Non-invasive mouse models of post-traumatic osteoarthritis

Abstract

Animal models of osteoarthritis (OA) are essential tools for investigating the development of the disease on a more rapid timeline than human OA. Mice are particularly useful due to the plethora of genetically modified or inbred mouse strains available. The majority of available mouse models of OA use a joint injury or other acute insult to initiate joint degeneration, representing post-traumatic osteoarthritis (PTOA). However, no consensus exists on which injury methods are most translatable to human OA. Currently, surgical injury methods are most commonly used for studies of OA in mice; however, these methods may have confounding effects due to the surgical/invasive injury procedure itself, rather than the targeted joint injury. Non-invasive injury methods avoid this complication by mechanically inducing a joint injury externally, without breaking the skin or disrupting the joint. In this regard, non-invasive injury models may be crucial for investigating early adaptive processes initiated at the time of injury, and may be more representative of human OA in which injury is induced mechanically. A small number of non-invasive mouse models of PTOA have been described within the last few years, including intra-articular fracture of tibial subchondral bone, cyclic tibial compression loading of articular cartilage, and anterior cruciate ligament (ACL) rupture via tibial compression overload. This review describes the methods used to induce joint injury in each of these non-invasive models, and presents the findings of studies utilizing these models. Altogether, these non-invasive mouse models represent a unique and important spectrum of animal models for studying different aspects of PTOA.
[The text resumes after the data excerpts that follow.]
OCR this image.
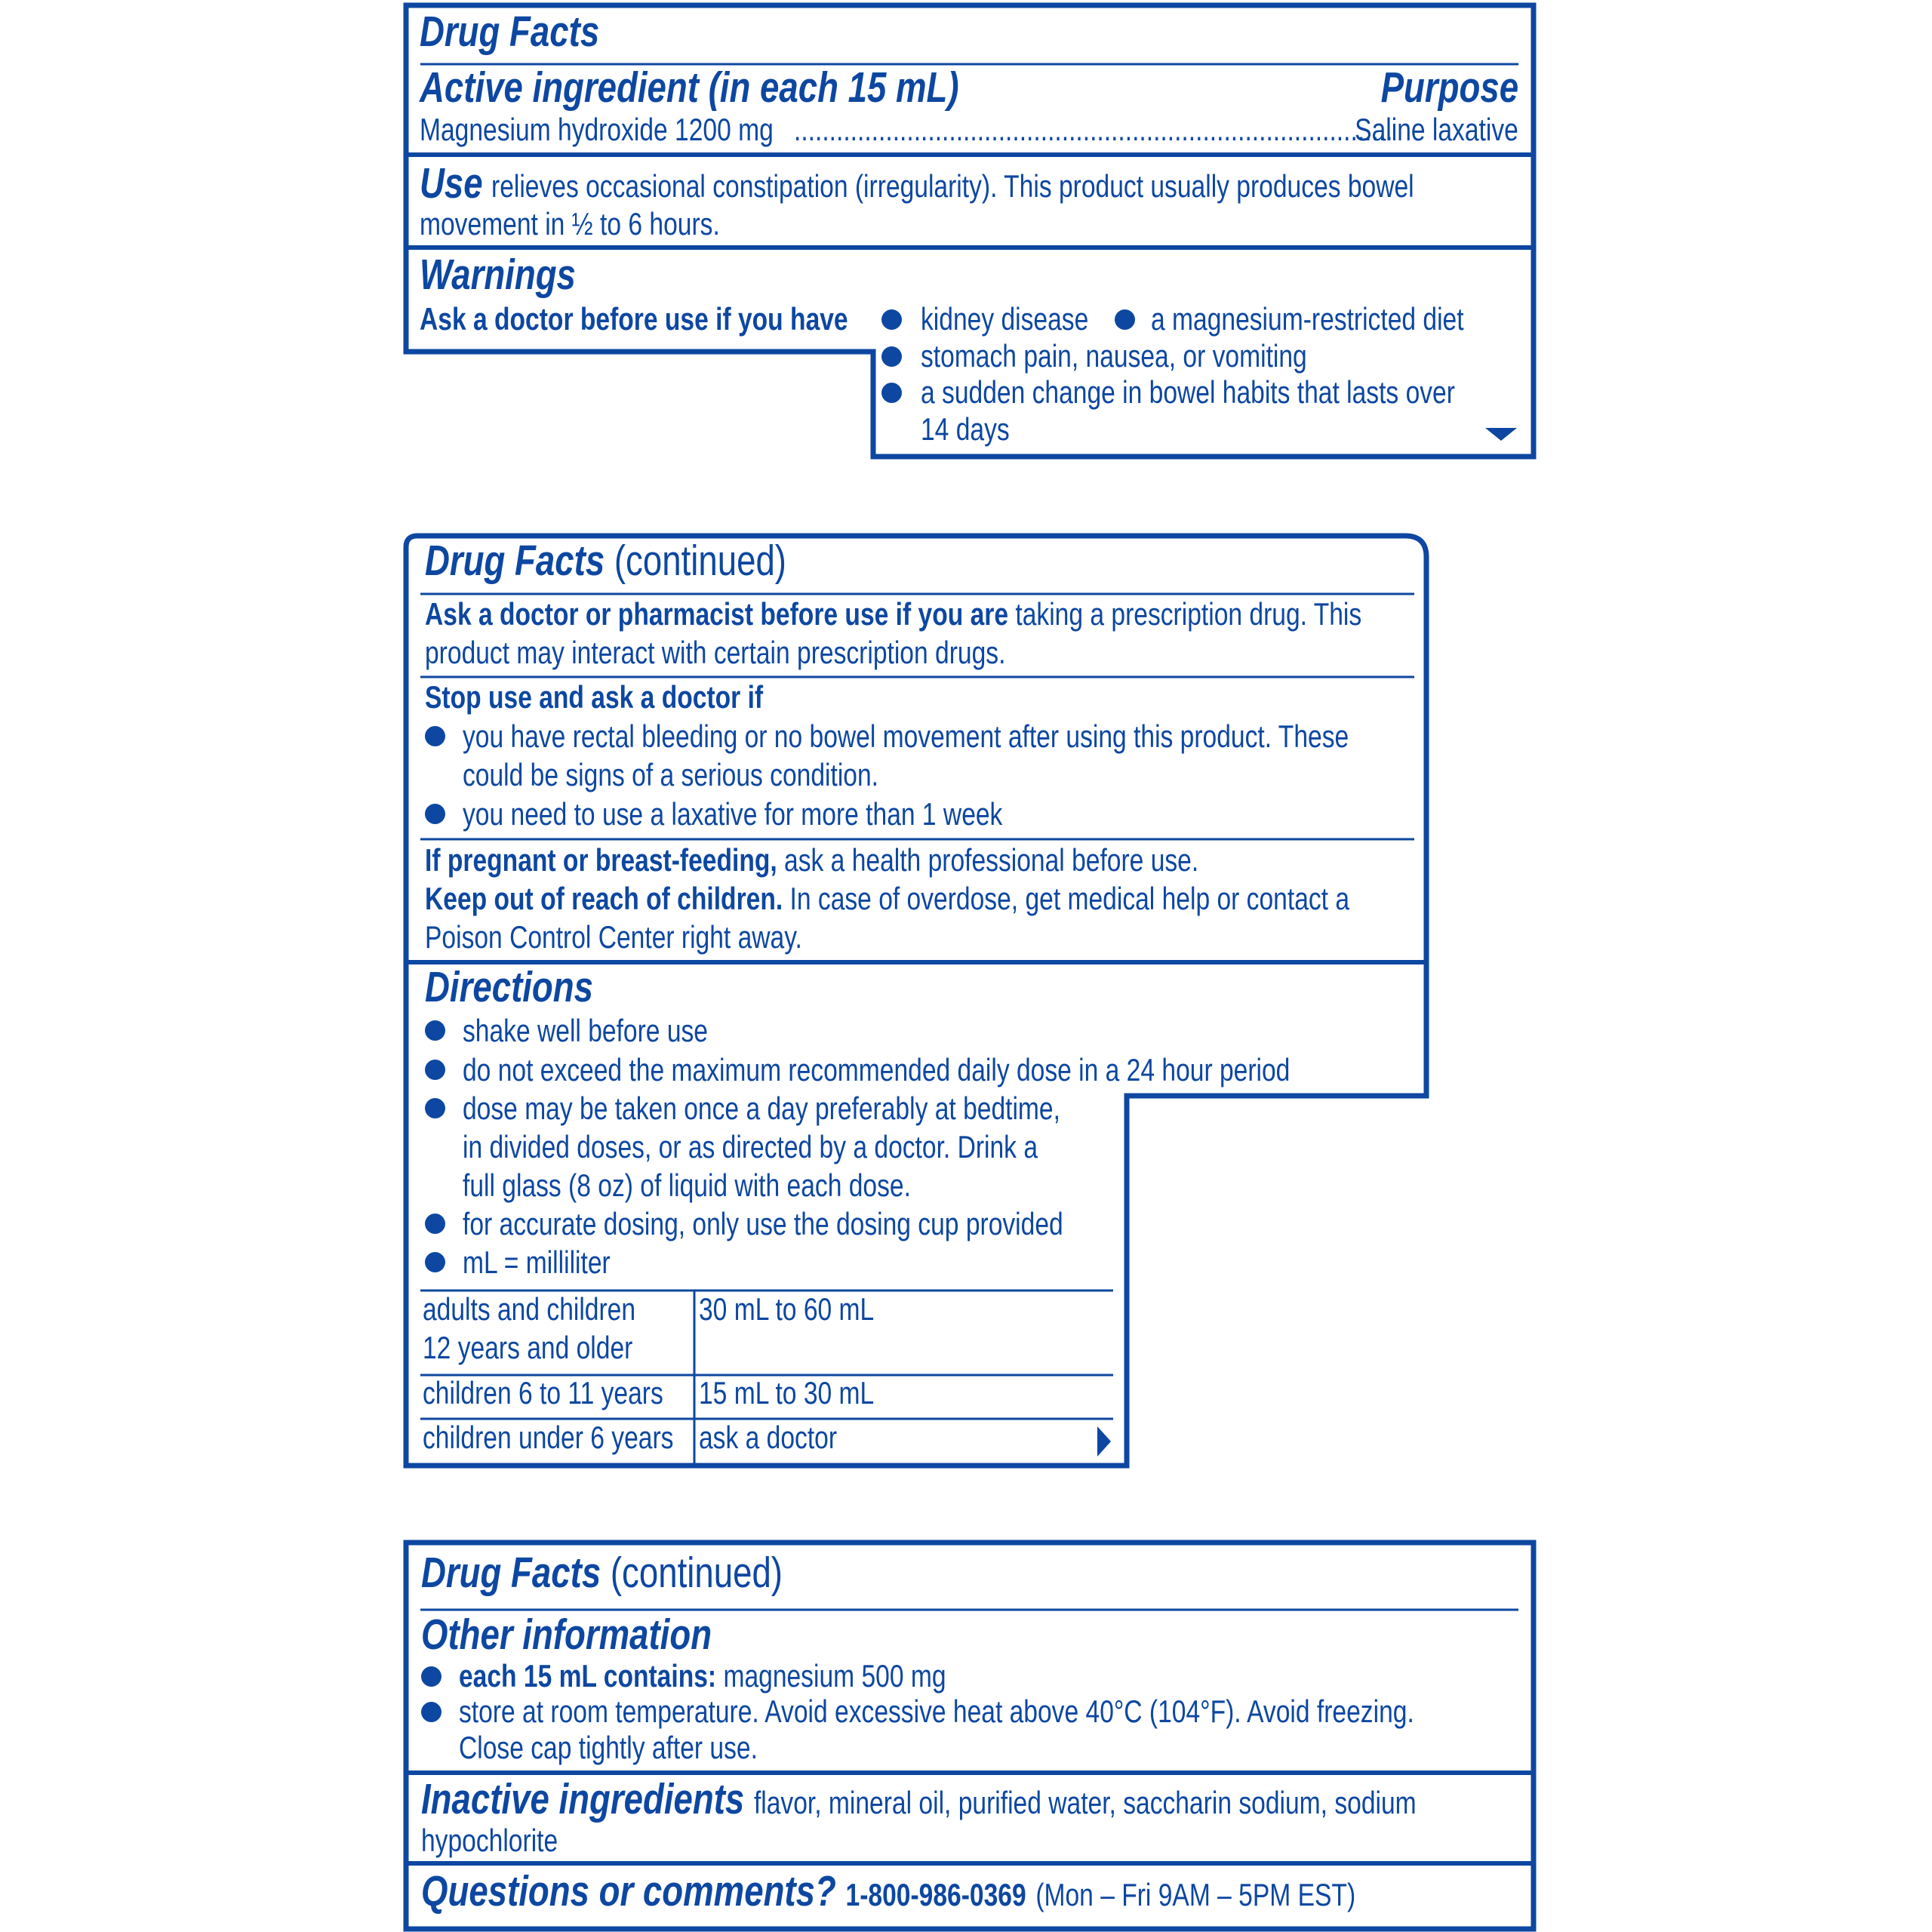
Drug Facts
Active ingredient (in each 15 mL)	Purpose
Magnesium hydroxide 1200 mg .....................................................................................
Saline laxative
Use relieves occasional constipation (irregularity). This product usually produces bowel
movement in ½ to 6 hours.
Warnings
Ask a doctor before use if you have kidney disease a magnesium-restricted diet
stomach pain, nausea, or vomiting
a sudden change in bowel habits that lasts over
14 days
Drug Facts (continued)
Ask a doctor or pharmacist before use if you are taking a prescription drug. This
product may interact with certain prescription drugs.
Stop use and ask a doctor if
you have rectal bleeding or no bowel movement after using this product. These
could be signs of a serious condition.
you need to use a laxative for more than 1 week
If pregnant or breast-feeding, ask a health professional before use.
Keep out of reach of children. In case of overdose, get medical help or contact a
Poison Control Center right away.
Directions
shake well before use
do not exceed the maximum recommended daily dose in a 24 hour period
dose may be taken once a day preferably at bedtime,
in divided doses, or as directed by a doctor. Drink a
full glass (8 oz) of liquid with each dose.
for accurate dosing, only use the dosing cup provided
mL = milliliter
adults and children
12 years and older
30 mL to 60 mL
children 6 to 11 years 15 mL to 30 mL
children under 6 years ask a doctor
Drug Facts (continued)
Other information
each 15 mL contains: magnesium 500 mg
store at room temperature. Avoid excessive heat above 40°C (104°F). Avoid freezing.
Close cap tightly after use.
Inactive ingredients flavor, mineral oil, purified water, saccharin sodium, sodium
hypochlorite
Questions or comments? 1-800-986-0369 (Mon – Fri 9AM – 5PM EST)
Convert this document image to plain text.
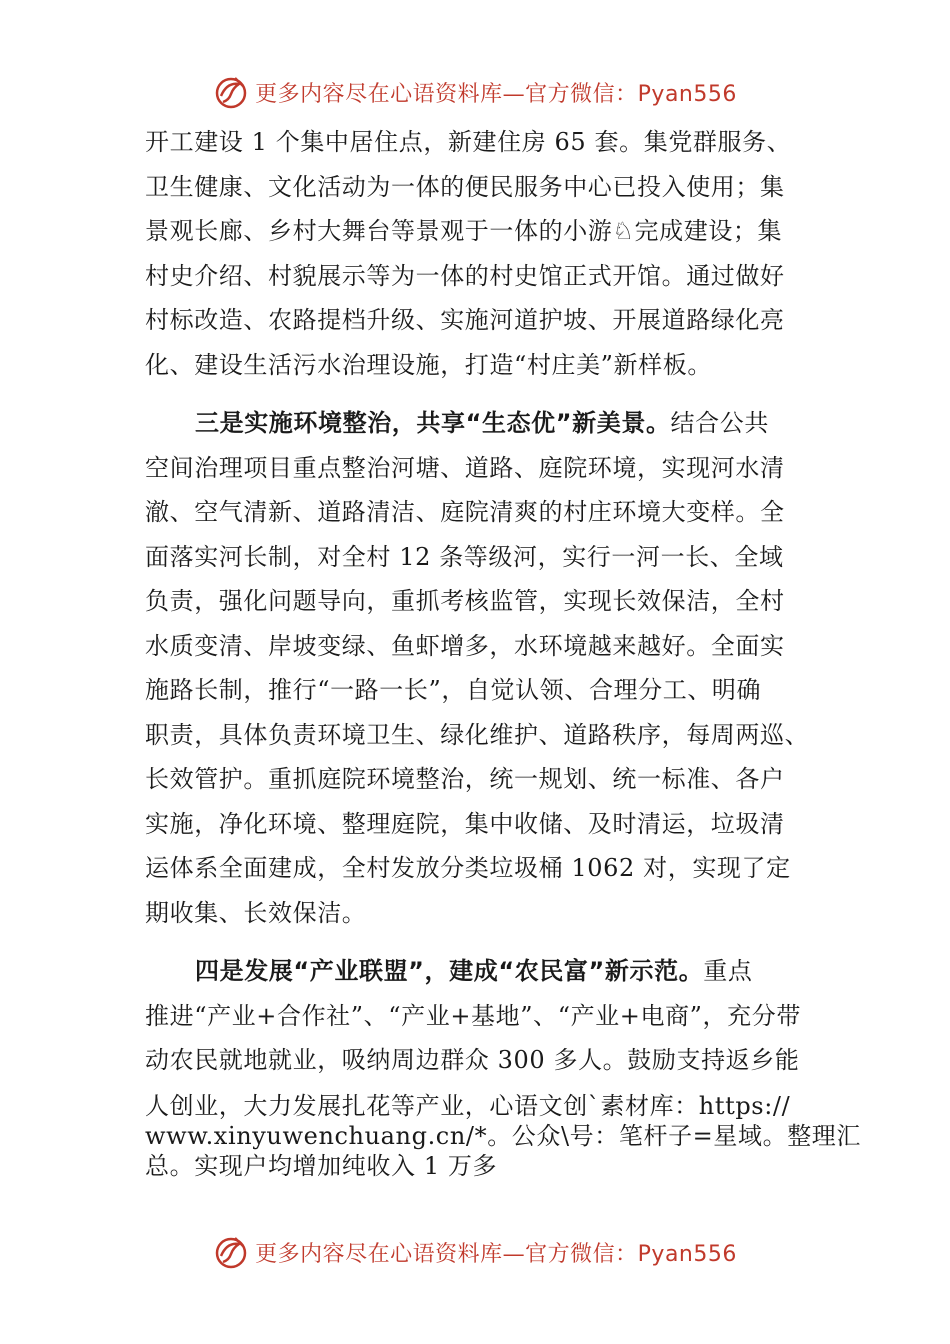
更多内容尽在心语资料库—官方微信：Pyan556
开工建设 1 个集中居住点，新建住房 65 套。集党群服务、
卫生健康、文化活动为一体的便民服务中心已投入使用；集
景观长廊、乡村大舞台等景观于一体的小游♘完成建设；集
村史介绍、村貌展示等为一体的村史馆正式开馆。通过做好
村标改造、农路提档升级、实施河道护坡、开展道路绿化亮
化、建设生活污水治理设施，打造“村庄美”新样板。
三是实施环境整治，共享“生态优”新美景。结合公共
空间治理项目重点整治河塘、道路、庭院环境，实现河水清
澈、空气清新、道路清洁、庭院清爽的村庄环境大变样。全
面落实河长制，对全村 12 条等级河，实行一河一长、全域
负责，强化问题导向，重抓考核监管，实现长效保洁，全村
水质变清、岸坡变绿、鱼虾增多，水环境越来越好。全面实
施路长制，推行“一路一长”，自觉认领、合理分工、明确
职责，具体负责环境卫生、绿化维护、道路秩序，每周两巡、
长效管护。重抓庭院环境整治，统一规划、统一标准、各户
实施，净化环境、整理庭院，集中收储、及时清运，垃圾清
运体系全面建成，全村发放分类垃圾桶 1062 对，实现了定
期收集、长效保洁。
四是发展“产业联盟”，建成“农民富”新示范。重点
推进“产业+合作社”、“产业+基地”、“产业+电商”，充分带
动农民就地就业，吸纳周边群众 300 多人。鼓励支持返乡能
人创业，大力发展扎花等产业，心语文创`素材库：https://
www.xinyuwenchuang.cn/*。公众\号：笔杆子=星域。整理汇
总。实现户均增加纯收入 1 万多
更多内容尽在心语资料库—官方微信：Pyan556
Keywords: Articular cartilage; Knee injury; Mouse model; Post-traumatic osteoarthritis (PTOA).

Figure 1

Conceptual framework of the immediate cellular responses to acute joint trauma. Both catabolic and anabolic processes are involved in the response to the injury, and overlap with one another. Image courtesy of Susanna Chubinskaya. From Anderson et al. [100]. Used with permission.

Figure 2

(A) Alignment of the cradle and indenter for creating a closed articular fracture in the mouse knee. (B–C) Radiographs of clinically observed (B) human tibial plateau fracture and (C) experimentally created mouse tibial plateau fracture. From Furman et al. [67]. Used with permission.

Figure 3

Correlation between liberated surface area and measured energy of fracture for closed articular fracture in the mouse knee. Fracture severity, as measured from the liberated surface area, was well correlated to the energy of fracture, as calculated from the load-displacement data. From Lewis et al. [68]. Used with permission.

Figure 4

Diagrammatic representation of the cyclic tibial compression loading model. (A) Estimated position of the hind limb and loading direction when placed in the loading apparatus. (B) Diagram of a single cycle of applied load, showing hold and peak load magnitudes, rate of load application, and intervening peak and baseline hold times. (C) Diagrammatic representation of the 5 different loading regimens. From Poulet et al. [80]. Used with permission.

Figure 5

Cartilage matrix changes in the tibia after cyclic tibial compression loading. The left tibiae of young and adult mice were loaded (peak loads of 4.5N and 9.0N in adult mice; 9.0N in young mice) for 1, 2, and 6 weeks. The nonloaded contralateral limb at 6 weeks load duration served as control. Safranin O–fast green staining of the medial articular cartilage reveals that damage to the cartilage matrix occurred following mechanical loading in both young and adult mice, and was exacerbated with longer durations and a higher level of loading in adult mice. Bars = 100 μm. From Ko et al. [83]. Used with permission.

Figure 6

Reduction in pericellular aggrecan (ACAN) thickness and in the intensity of extracellular distribution around the cells in the impact area in mouse knee joint cartilage injured by 3N compressive loading. (A) Loss of Safranin O (S.O.) staining in the impact area. (B) Representative images from TUNEL assay combined with immunofluorescence staining for aggrecan. Note the inferior aggrecan encapsulation and thickness around apoptotic chondrocytes (nuclei stained green) in the injured area, compared to clear pericellular aggrecan in TUNEL-negative cells (nuclei stained blue). Bar = 20 μm. From Wu et al. [84]. Used with permission.

Figure 7

Tibial compression overload ACL injury (A) Tibial compression loading caused a transient anterior subluxation of the tibia relative to the distal femur. (B) An anesthetized mouse with the right lower leg in the tibial compression loading system. (C) Knee injury during tibial compression loading was identified by a release of compressive force during the loading cycle, with a continued increase in actuator displacement. From Christiansen et al. [88]. Used with permission.

Figure 8

MicroCT images of injured and uninjured mouse knees 12 weeks after non-invasive ACL injury. Substantial osteophyte formation and joint degeneration were observed in all injured knees. In particular, osteophytes were observed on the anteriomedial aspect of the distal femur, the posteromedial aspect of the proximal tibia, and the medial meniscus. From Lockwood et al. [90]. Used with permission.